Indeed, there are 14 statues in the USA. Canada and Australia both host seven, and New Zealand has four. There’s also one in Belfast, as well as one at the Sorbonne in Paris. Recently, one has been placed in the Scots Club in Tallinn, Estonia.

Some of those can be explained by benevolent wealthy Scots, or either academic or historic links. However many can’t, and were paid for by local subscription through the Scottish community. Vancouver was a case in point, where a dollar was requested from every Scot. Located in Stanley Park in the heart of the city, it was unveiled in 1928 by the former Prime Minister Ramsay MacDonald who was persuaded to sail across for the occasion. Testimony to the influence of the Scottish community!
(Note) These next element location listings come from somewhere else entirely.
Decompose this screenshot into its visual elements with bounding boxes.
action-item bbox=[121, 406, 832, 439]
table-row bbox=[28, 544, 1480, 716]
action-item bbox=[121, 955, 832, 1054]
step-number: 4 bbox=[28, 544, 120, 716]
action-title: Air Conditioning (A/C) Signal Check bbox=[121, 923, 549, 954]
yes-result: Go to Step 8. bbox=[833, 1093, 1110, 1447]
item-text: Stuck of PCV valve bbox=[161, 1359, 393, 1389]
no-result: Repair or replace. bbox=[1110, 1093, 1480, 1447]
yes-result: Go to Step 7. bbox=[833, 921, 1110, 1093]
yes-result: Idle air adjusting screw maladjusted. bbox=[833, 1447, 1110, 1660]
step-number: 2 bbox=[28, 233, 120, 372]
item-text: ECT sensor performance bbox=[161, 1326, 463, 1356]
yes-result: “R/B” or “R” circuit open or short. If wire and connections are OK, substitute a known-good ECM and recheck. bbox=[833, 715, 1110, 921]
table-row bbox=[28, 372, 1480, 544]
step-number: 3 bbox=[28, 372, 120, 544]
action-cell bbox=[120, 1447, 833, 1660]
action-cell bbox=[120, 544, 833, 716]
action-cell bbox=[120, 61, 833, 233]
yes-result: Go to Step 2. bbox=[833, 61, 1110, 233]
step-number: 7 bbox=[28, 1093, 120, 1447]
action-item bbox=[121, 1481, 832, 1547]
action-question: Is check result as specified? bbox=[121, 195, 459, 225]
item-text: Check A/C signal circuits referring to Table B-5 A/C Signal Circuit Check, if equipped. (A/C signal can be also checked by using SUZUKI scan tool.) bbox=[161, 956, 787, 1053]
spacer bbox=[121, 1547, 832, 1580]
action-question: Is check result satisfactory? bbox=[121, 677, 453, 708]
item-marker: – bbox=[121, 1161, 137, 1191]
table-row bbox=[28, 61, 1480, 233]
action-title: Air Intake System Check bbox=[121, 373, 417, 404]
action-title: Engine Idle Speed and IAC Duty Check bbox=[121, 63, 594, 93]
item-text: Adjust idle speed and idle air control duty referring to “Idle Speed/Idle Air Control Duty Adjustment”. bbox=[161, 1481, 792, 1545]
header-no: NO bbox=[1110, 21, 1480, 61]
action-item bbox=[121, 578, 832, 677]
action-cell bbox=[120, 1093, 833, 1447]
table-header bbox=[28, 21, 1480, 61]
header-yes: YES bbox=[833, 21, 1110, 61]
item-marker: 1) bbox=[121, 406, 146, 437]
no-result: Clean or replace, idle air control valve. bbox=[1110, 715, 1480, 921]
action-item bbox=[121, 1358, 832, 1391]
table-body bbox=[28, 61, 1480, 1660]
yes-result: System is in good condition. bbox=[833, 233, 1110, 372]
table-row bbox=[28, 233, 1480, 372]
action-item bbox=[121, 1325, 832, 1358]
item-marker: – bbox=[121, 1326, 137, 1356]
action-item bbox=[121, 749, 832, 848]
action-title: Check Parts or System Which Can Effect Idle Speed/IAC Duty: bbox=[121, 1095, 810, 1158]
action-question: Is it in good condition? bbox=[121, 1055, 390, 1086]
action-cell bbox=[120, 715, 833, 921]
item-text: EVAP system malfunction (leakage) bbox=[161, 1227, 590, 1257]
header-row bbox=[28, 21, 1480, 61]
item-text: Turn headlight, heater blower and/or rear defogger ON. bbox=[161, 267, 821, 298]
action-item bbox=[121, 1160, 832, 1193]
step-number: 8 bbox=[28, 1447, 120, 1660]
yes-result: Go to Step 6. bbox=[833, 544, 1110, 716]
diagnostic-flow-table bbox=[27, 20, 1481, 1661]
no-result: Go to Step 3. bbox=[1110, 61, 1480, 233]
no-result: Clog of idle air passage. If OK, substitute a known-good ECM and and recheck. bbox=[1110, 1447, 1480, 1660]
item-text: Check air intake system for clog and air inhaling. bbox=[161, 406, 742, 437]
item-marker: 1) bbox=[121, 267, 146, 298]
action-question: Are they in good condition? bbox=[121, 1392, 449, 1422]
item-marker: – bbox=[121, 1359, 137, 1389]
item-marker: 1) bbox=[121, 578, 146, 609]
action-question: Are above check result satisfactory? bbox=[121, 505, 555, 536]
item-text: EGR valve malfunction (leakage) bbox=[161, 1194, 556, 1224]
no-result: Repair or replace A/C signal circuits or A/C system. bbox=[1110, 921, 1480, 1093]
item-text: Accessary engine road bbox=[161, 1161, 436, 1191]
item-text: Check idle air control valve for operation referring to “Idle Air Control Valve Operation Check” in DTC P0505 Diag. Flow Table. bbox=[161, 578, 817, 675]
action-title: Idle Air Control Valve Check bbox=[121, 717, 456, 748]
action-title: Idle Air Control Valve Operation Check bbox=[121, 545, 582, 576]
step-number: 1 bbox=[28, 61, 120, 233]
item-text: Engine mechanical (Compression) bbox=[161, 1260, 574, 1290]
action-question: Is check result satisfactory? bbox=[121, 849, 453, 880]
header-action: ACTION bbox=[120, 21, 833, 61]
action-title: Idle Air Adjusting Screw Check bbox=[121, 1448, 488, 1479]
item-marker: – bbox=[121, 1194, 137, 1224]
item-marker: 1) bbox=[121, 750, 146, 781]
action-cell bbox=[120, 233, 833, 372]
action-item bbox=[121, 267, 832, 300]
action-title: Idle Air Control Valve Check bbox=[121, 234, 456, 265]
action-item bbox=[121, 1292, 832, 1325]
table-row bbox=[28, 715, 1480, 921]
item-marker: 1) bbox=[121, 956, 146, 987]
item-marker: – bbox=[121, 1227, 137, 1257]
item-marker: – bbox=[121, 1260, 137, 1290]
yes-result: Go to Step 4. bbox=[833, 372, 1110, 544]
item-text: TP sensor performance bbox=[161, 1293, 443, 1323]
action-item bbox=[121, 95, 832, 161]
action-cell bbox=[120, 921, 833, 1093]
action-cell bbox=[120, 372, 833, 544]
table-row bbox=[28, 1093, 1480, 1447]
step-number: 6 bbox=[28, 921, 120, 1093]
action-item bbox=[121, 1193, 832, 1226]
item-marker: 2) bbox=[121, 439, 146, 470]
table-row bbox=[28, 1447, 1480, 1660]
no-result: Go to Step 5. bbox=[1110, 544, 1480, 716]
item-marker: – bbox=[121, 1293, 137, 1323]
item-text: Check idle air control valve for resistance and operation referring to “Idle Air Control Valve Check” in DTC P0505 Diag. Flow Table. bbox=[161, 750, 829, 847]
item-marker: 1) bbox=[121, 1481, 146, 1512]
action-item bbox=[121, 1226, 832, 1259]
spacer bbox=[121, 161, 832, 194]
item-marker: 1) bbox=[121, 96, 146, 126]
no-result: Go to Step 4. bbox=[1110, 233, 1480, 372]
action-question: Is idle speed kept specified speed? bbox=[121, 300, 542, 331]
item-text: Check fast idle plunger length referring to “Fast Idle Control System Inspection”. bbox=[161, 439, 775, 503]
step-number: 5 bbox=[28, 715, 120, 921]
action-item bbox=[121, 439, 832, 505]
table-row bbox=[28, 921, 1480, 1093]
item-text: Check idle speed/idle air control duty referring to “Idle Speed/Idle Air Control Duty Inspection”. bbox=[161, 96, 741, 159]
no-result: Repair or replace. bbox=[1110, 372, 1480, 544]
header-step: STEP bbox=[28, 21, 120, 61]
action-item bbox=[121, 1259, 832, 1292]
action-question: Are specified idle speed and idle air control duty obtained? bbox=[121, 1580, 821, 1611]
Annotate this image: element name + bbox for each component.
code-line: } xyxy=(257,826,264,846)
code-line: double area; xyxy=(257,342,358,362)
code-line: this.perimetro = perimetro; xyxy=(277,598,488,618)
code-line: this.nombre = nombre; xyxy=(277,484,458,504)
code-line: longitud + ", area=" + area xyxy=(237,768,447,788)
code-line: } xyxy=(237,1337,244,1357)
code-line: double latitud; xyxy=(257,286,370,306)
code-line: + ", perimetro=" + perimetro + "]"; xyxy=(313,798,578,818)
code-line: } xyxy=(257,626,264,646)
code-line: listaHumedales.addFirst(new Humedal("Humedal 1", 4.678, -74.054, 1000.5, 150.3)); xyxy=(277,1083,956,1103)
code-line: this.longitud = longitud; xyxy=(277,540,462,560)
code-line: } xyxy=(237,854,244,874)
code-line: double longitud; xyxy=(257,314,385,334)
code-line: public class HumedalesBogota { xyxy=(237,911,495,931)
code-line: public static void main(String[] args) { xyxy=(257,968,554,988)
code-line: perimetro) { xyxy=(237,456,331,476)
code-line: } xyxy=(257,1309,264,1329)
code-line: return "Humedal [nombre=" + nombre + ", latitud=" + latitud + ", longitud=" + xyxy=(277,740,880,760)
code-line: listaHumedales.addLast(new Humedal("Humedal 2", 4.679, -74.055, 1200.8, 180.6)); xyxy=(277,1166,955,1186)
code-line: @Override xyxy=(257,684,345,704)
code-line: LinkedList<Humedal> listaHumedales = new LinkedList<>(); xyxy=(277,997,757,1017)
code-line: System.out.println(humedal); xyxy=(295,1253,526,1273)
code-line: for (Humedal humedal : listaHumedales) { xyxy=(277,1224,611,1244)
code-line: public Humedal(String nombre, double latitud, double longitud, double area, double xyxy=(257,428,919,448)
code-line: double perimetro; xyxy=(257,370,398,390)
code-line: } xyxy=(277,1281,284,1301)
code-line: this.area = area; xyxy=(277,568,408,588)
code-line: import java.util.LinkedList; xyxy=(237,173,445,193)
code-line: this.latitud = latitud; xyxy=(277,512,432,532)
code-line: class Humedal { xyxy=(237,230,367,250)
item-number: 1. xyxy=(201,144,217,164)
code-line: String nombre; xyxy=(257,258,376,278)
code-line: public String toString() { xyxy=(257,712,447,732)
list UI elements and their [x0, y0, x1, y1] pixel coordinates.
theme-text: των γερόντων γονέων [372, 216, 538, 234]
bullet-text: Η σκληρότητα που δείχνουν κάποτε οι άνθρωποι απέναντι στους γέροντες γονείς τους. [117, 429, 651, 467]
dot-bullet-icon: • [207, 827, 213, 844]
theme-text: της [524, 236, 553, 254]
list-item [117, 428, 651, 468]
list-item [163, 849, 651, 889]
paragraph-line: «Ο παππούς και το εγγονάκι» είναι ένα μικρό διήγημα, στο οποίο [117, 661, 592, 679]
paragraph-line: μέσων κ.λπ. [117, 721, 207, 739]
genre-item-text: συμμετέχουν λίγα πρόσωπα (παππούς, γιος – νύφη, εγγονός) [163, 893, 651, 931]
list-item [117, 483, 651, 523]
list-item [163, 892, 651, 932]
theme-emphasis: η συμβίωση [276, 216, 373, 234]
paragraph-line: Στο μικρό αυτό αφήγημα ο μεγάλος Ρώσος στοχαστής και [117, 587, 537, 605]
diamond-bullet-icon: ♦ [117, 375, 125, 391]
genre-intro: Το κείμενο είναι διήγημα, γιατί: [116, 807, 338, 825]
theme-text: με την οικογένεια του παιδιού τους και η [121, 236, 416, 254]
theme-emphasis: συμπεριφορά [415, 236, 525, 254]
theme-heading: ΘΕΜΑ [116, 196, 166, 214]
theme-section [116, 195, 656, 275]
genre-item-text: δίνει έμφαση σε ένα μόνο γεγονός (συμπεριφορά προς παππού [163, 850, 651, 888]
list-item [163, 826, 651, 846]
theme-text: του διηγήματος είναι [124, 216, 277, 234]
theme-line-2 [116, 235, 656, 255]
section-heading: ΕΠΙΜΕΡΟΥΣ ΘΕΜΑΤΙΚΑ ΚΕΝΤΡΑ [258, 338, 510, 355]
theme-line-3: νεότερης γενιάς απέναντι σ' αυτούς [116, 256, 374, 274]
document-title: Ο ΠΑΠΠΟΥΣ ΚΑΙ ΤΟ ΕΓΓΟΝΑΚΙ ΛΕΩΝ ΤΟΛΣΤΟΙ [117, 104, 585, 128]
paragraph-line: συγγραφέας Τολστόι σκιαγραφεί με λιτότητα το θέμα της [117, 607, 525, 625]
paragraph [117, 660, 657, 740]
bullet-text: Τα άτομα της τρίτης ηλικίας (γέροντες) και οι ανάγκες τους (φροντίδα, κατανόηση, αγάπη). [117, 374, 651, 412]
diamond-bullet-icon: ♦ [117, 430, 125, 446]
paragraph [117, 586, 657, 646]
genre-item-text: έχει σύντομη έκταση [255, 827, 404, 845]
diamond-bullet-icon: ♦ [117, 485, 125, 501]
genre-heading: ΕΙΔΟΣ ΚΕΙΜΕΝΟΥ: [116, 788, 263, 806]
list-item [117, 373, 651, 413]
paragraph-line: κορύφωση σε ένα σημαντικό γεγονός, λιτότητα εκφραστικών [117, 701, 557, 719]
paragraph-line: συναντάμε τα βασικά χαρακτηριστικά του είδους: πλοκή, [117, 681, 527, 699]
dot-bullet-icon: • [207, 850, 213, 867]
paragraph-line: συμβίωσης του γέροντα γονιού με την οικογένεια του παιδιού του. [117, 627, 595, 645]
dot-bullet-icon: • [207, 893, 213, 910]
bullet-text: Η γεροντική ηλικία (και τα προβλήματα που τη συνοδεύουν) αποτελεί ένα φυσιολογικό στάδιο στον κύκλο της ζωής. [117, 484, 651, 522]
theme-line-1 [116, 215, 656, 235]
I asked a friend at the Scots/Irish department of Simon Fraser University, Vancouver, for his thoughts on why they had been erected. He felt that it was when a Scottish community wanted to show they had settled in a new land, and yet display who they were and where they’d come from. In almost every case the statues predated the restoration of the Scottish Parliament, and were often established at the height of the British Empire.

Accordingly, there was no flag or consulate to represent them. So how did they express who they were and where they’d come from in their new home?

A statue was as much an expression of who they were as Scots, as veneration of their national Bard. For Burns symbolises the lad o’pairts, egalitarianism, hard work and education, pride in their Scottish identity; as well as the loss that comes with emigration. His work expresses all that and more. Erecting a statue, they were acknowledging their settlement in a new land but recording the people they were and the land from whence they’d come.

On Burns Night a toast will be drunk to the Bard around the world and his sculpture stands in far corners of it. Each of those statues tells a story about a Scottish community.